In my view, there will never be a better time to start investing than right now. And if I were starting an investment portfolio today, there are a few UK stocks I’d buy.
Investing
For me, investing is about giving myself the ability to make money that I don’t have to work for. I can’t work all the time (and I don’t want to).
Businesses, however, can do this. So by buying shares in a business, I can own something that will make money for me even when I’m not working.
According to its website, Coca Cola sells over 1.9bn servings of its drinks each day. That’s just under 22,000 every second of the day.
If I owned stock in Coca Cola, as Warren Buffett does, I’d have an asset that can make money for me 24 hours a day, 7 days a week, 365 days a year.

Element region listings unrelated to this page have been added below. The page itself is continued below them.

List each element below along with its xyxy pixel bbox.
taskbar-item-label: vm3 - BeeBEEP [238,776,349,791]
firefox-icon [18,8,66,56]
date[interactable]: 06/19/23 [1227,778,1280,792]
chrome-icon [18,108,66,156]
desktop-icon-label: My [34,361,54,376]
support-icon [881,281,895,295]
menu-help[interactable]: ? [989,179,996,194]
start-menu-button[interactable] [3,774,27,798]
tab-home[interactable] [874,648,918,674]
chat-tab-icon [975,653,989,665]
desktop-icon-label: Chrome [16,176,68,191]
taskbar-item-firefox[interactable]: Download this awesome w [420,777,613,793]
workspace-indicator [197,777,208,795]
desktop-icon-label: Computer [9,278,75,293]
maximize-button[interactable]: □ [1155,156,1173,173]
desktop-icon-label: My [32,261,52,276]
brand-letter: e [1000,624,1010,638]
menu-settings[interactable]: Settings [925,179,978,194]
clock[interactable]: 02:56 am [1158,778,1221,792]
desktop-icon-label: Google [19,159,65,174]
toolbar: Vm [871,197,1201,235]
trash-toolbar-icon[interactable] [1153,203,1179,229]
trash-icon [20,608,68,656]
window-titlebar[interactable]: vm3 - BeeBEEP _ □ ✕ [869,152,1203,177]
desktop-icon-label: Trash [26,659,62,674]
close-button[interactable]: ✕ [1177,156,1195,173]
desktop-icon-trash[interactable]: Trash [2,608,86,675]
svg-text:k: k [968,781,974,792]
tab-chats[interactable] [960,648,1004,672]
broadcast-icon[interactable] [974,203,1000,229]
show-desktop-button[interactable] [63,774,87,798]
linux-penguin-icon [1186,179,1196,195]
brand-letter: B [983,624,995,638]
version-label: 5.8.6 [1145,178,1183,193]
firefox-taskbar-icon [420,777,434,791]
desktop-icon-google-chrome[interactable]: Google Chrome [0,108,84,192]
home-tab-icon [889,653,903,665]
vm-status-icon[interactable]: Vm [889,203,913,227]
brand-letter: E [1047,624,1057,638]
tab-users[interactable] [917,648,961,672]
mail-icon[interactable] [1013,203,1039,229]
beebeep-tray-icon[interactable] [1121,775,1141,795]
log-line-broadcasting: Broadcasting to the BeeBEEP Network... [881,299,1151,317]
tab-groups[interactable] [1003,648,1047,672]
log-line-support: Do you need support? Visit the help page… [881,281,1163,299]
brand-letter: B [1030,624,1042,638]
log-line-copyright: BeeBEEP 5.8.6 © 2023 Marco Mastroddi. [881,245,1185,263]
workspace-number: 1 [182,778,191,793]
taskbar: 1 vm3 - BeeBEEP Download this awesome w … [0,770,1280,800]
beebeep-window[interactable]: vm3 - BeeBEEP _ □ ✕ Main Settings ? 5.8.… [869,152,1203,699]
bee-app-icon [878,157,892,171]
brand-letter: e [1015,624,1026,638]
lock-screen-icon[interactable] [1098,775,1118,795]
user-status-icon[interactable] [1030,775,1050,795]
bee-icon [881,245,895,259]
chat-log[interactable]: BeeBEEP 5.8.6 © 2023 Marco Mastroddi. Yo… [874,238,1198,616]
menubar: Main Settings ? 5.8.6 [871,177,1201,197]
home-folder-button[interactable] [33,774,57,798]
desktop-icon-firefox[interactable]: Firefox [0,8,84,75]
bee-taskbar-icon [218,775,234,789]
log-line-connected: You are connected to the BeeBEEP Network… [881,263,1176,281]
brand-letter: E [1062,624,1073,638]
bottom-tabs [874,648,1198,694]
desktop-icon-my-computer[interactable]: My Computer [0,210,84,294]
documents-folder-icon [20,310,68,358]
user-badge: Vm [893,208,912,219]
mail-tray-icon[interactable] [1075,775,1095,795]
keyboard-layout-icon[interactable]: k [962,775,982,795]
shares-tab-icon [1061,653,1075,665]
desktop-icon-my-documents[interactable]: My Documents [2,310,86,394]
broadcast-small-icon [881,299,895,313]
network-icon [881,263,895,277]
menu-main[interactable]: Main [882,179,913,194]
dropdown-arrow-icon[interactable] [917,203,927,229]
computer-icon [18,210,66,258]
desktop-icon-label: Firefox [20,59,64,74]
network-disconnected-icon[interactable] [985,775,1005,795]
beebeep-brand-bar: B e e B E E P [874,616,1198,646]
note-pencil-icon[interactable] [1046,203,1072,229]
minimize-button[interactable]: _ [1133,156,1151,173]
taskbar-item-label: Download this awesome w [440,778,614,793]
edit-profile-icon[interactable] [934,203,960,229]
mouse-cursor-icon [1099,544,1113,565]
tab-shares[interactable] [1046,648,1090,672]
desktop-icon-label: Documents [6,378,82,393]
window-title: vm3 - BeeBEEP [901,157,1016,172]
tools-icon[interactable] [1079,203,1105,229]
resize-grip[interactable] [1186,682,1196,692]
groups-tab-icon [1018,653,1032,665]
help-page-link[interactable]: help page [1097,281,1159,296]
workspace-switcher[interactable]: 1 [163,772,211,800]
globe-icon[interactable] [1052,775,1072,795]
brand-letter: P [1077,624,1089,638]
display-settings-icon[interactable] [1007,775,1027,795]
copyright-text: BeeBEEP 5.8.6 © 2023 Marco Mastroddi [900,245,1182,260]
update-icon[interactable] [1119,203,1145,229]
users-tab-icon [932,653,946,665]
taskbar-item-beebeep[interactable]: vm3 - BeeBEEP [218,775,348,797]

That’s what investing is about to me. It’s about owning assets that generate cash continuously without me having to work for it.
Consistent earners
The two stocks on my list are Greggs (LSE:GRG) and Premier Foods (LSE:PFD). I think that both of these are companies that can consistently make money for me.
Greggs is listed on the FTSE 100 and has fallen by more than 44% since the beginning of January.
The company makes and sells more than two million sausage rolls every week. That’s more than three every second.
I think that this qualifies it as a business that can earn money for me even when I’m too tired to work. So I’d buy the shares today if I were looking to start building an asset base.
Premier Foods is listed on the FTSE 250. Since the start of the year, the stock is down 15%.
A few years ago I wouldn’t have gone anywhere near this stock. Its debt was too high and the company wasn’t in a good financial position.
Today, though, things look quite different. Total debt has reduced from £498m in 2019, to £339 today.
As a result, I would buy shares in Premier Foods if I were starting to invest today. The company produces packaged foods that have been popular with customers recently.
Economic conditions
In my view, Greggs and Premier Foods both can fare well in a recession. Their products are cheap and I think that this means that demand will remain steady even as household budgets come under pressure.
The risk with these companies comes from inflation. Having a low price point to customers means that neither Greggs nor Premier Foods has much scope to pass on higher input costs.
I think, however, that both businesses are demonstrating a degree of resilience. Both are maintaining operating margins above 10%, which I think is good for these types of businesses.
The macroeconomic situation in the UK will influence how well these businesses do. But if I were starting to invest in companies that can generate money for me consistently, I’d buy these UK stocks.